Jag Cats were specifically cultivated to meet these criteria. Nora used bobcat hybrids to get the large heads, thick necks, huge paws, and lynx-tipped ears; Asian Leopard Cat hybrids for their gorgeously rosetted, highly-contrasted coats; and Jungle Cat hybrids to give the Jag Cat extra height and length. An extra bonus was a benign mutation that occurred in 2007 called the “twisted tuft,” which is a slightly rotated lynx-tipped ear that gives a bit more of the “WOW!” factor to these felines.

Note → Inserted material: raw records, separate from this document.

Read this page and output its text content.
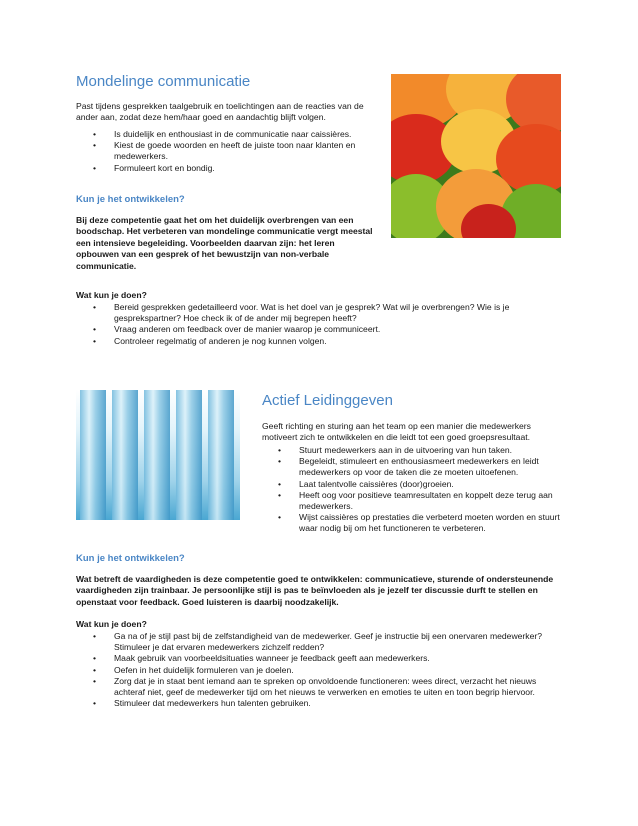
Mondelinge communicatie

Past tijdens gesprekken taalgebruik en toelichtingen aan de reacties van de ander aan, zodat deze hem/haar goed en aandachtig blijft volgen.

• Is duidelijk en enthousiast in de communicatie naar caissières.
• Kiest de goede woorden en heeft de juiste toon naar klanten en medewerkers.
• Formuleert kort en bondig.
Kun je het ontwikkelen?

Bij deze competentie gaat het om het duidelijk overbrengen van een boodschap. Het verbeteren van mondelinge communicatie vergt meestal een intensieve begeleiding. Voorbeelden daarvan zijn: het leren opbouwen van een gesprek of het bewustzijn van non-verbale communicatie.

Wat kun je doen?
• Bereid gesprekken gedetailleerd voor. Wat is het doel van je gesprek? Wat wil je overbrengen? Wie is je gesprekspartner? Hoe check ik of de ander mij begrepen heeft?
• Vraag anderen om feedback over de manier waarop je communiceert.
• Controleer regelmatig of anderen je nog kunnen volgen.
Actief Leidinggeven

Geeft richting en sturing aan het team op een manier die medewerkers motiveert zich te ontwikkelen en die leidt tot een goed groepsresultaat.

• Stuurt medewerkers aan in de uitvoering van hun taken.
• Begeleidt, stimuleert en enthousiasmeert medewerkers en leidt medewerkers op voor de taken die ze moeten uitoefenen.
• Laat talentvolle caissières (door)groeien.
• Heeft oog voor positieve teamresultaten en koppelt deze terug aan medewerkers.
• Wijst caissières op prestaties die verbeterd moeten worden en stuurt waar nodig bij om het functioneren te verbeteren.
Kun je het ontwikkelen?

Wat betreft de vaardigheden is deze competentie goed te ontwikkelen: communicatieve, sturende of ondersteunende vaardigheden zijn trainbaar. Je persoonlijke stijl is pas te beïnvloeden als je jezelf ter discussie durft te stellen en openstaat voor feedback. Goed luisteren is daarbij noodzakelijk.

Wat kun je doen?
• Ga na of je stijl past bij de zelfstandigheid van de medewerker. Geef je instructie bij een onervaren medewerker? Stimuleer je dat ervaren medewerkers zichzelf redden?
• Maak gebruik van voorbeeldsituaties wanneer je feedback geeft aan medewerkers.
• Oefen in het duidelijk formuleren van je doelen.
• Zorg dat je in staat bent iemand aan te spreken op onvoldoende functioneren: wees direct, verzacht het nieuws achteraf niet, geef de medewerker tijd om het nieuws te verwerken en emoties te uiten en toon begrip hiervoor.
• Stimuleer dat medewerkers hun talenten gebruiken.
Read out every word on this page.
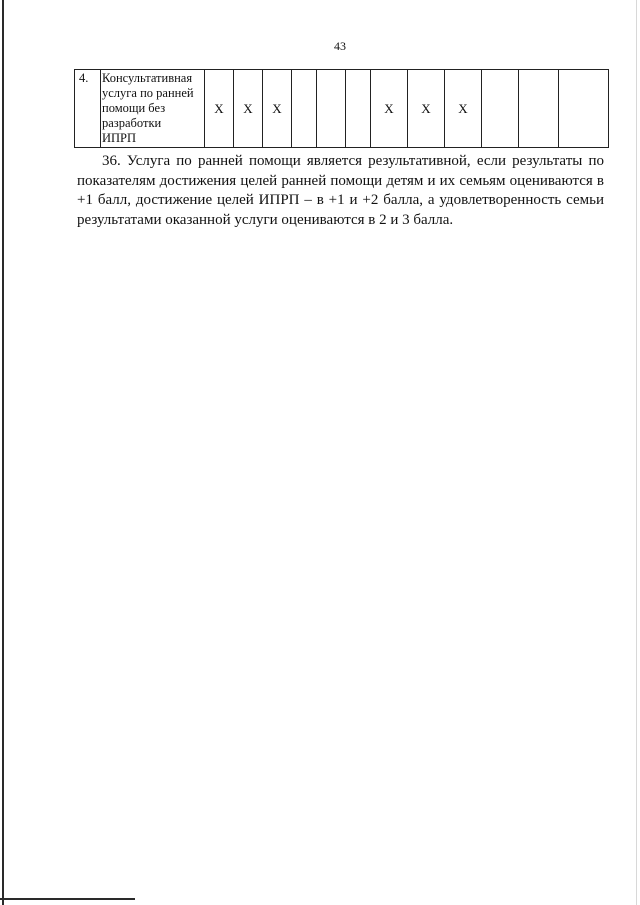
43
4.	Консультативная
услуга по ранней
помощи без
разработки
ИПРП
	Х	Х	Х				Х	Х	Х			
36. Услуга по ранней помощи является результативной, если результаты по
показателям достижения целей ранней помощи детям и их семьям оцениваются в
+1 балл, достижение целей ИПРП – в +1 и +2 балла, а удовлетворенность семьи
результатами оказанной услуги оцениваются в 2 и 3 балла.
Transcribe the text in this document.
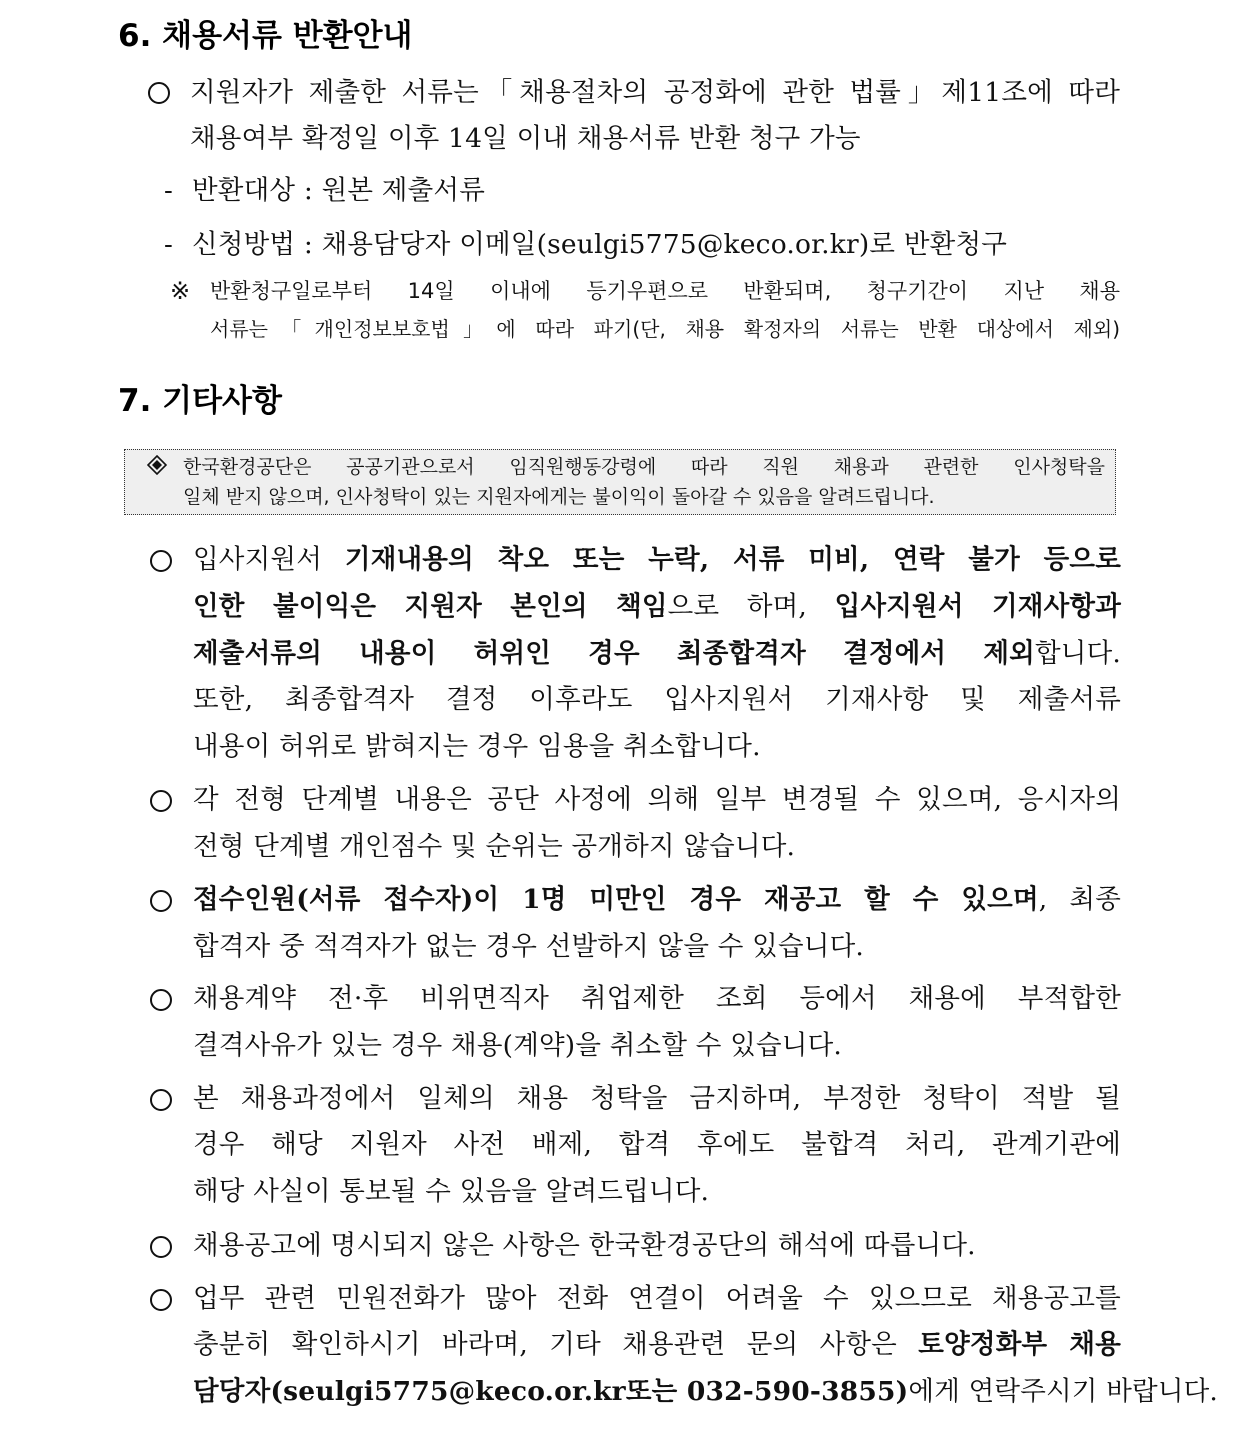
6. 채용서류 반환안내
지원자가 제출한 서류는「채용절차의 공정화에 관한 법률」제11조에 따라
채용여부 확정일 이후 14일 이내 채용서류 반환 청구 가능
- 반환대상 : 원본 제출서류
- 신청방법 : 채용담당자 이메일(seulgi5775@keco.or.kr)로 반환청구
※ 반환청구일로부터 14일 이내에 등기우편으로 반환되며, 청구기간이 지난 채용
서류는「개인정보보호법」에 따라 파기(단, 채용 확정자의 서류는 반환 대상에서 제외)
7. 기타사항
한국환경공단은 공공기관으로서 임직원행동강령에 따라 직원 채용과 관련한 인사청탁을
일체 받지 않으며, 인사청탁이 있는 지원자에게는 불이익이 돌아갈 수 있음을 알려드립니다.
입사지원서 기재내용의 착오 또는 누락, 서류 미비, 연락 불가 등으로
인한 불이익은 지원자 본인의 책임으로 하며, 입사지원서 기재사항과
제출서류의 내용이 허위인 경우 최종합격자 결정에서 제외합니다.
또한, 최종합격자 결정 이후라도 입사지원서 기재사항 및 제출서류
내용이 허위로 밝혀지는 경우 임용을 취소합니다.
각 전형 단계별 내용은 공단 사정에 의해 일부 변경될 수 있으며, 응시자의
전형 단계별 개인점수 및 순위는 공개하지 않습니다.
접수인원(서류 접수자)이 1명 미만인 경우 재공고 할 수 있으며, 최종
합격자 중 적격자가 없는 경우 선발하지 않을 수 있습니다.
채용계약 전·후 비위면직자 취업제한 조회 등에서 채용에 부적합한
결격사유가 있는 경우 채용(계약)을 취소할 수 있습니다.
본 채용과정에서 일체의 채용 청탁을 금지하며, 부정한 청탁이 적발 될
경우 해당 지원자 사전 배제, 합격 후에도 불합격 처리, 관계기관에
해당 사실이 통보될 수 있음을 알려드립니다.
채용공고에 명시되지 않은 사항은 한국환경공단의 해석에 따릅니다.
업무 관련 민원전화가 많아 전화 연결이 어려울 수 있으므로 채용공고를
충분히 확인하시기 바라며, 기타 채용관련 문의 사항은 토양정화부 채용
담당자(seulgi5775@keco.or.kr또는 032-590-3855)에게 연락주시기 바랍니다.
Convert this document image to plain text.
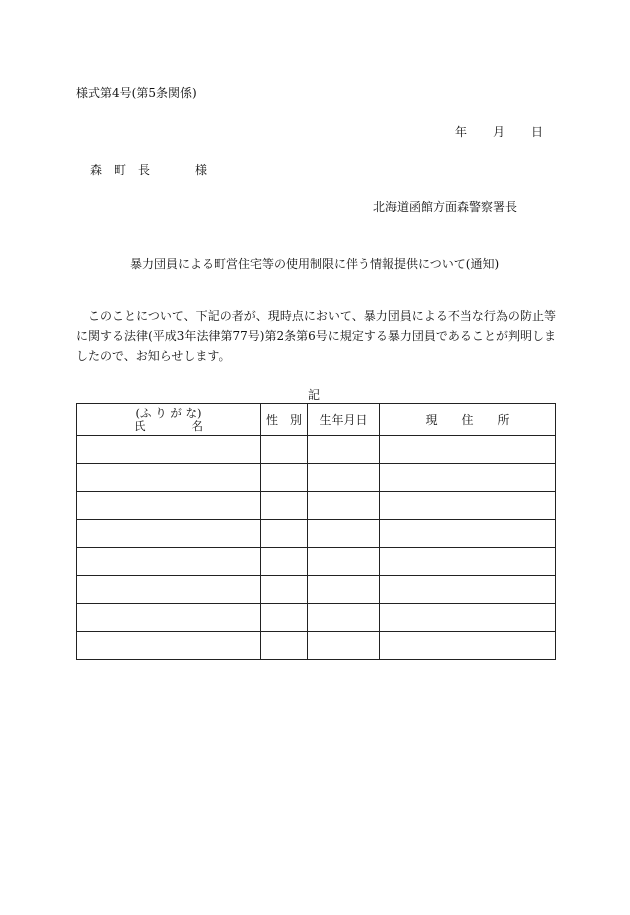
様式第4号(第5条関係)
年 月 日
森　町　長	様
北海道函館方面森警察署長
暴力団員による町営住宅等の使用制限に伴う情報提供について(通知)

このことについて、下記の者が、現時点において、暴力団員による不当な行為の防止等に関する法律(平成3年法律第77号)第2条第6号に規定する暴力団員であることが判明しましたので、お知らせします。

記
(ふ り が な)
氏　　　　名	性　別	生年月日	現　　住　　所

Due to the unpredictability and potential aggression of most wild cat ancestors, Jag Cats were bred for innate temperament as a top priority. By breeding the friendliest hybrid to the friendliest hybrid, Nora was able to retain much of the size and wild features so often desired by cat lovers and yet keep these cats safe enough to place in homes with young children or other pets. Although the Mokave Jag Cat is a breed still in development, you can already see the blend of wild features in these felines, and many of them have grown up to be true giants at 28 pounds of serious muscle! Jag Cat males usually weigh more than females, but Jag Cat females can grow taller and longer than males. Even the smallest Jag Cat female is still usually as large or larger than the average domestic male tomcat. Jag Cats take four years to fully mature; most two-year-old Jag Cats are still on kitten food.
Mokave Jag Cats come in a variety of “golden” colors (gold-toned browns, yellows, or reds), ebony black, and even the more rare snow or steel-blue colors. Most have spotted tummies with large rosettes on their sides, but some have marbled or "clouded leopard" swirls.
Many people find it hard to believe just how smart and truly loving a Jag Cat is… until they live with one. Jag Cats are easily trained to harness and have been known to bring their leash to their Pet Parent when they want to go for a walk. They will greet you at the door, follow you around the house, come when you call them, and teach YOU how to play “fetch.” Some have even joined their human in the shower or gone for a dip in the pool. They are also quick to master any lock, latch, or doorknob and usually require that you “child-proof” your house by the time they are 12 to 18 months old. Their high-energy, playful antics are extremely entertaining and Pet Parents swear that their Jag Cat understands every word they say. Jag Cats are not destructive by nature and do not need to be declawed. They are very clean animals and most do not object to getting a bath every month or so to keep their naturally soft fur sweet-smelling and feeling like velvet.
The most attractive feature of a Jag Cat is its total devotion to its human companion or family; they exhibit the kind of loyalty usually found in dogs, not cats. Some Jag Cats even become protective of the human children in the family by placing themselves in front of the younger kids around any perceived “stranger." They often demand love by walking up the chest of their human and gently headbutting or chin-rubbing to get attention. Most love sleeping next to you on the bed. These unique animals are so endearing that most people who buy their first Jag Cat for its exotic looks will often buy a second one because they fell in love with its personality.
Note: Because so few Jag Cats are produced each year and the demand for them is so great, some unscrupulous breeders have tried to pass off their own cats as Jag Cats, but Nora Scholin is the only Jag Cat breeder in the world. If your kitten doesn’t come from her Mokave cattery, it is not a real Jag Cat.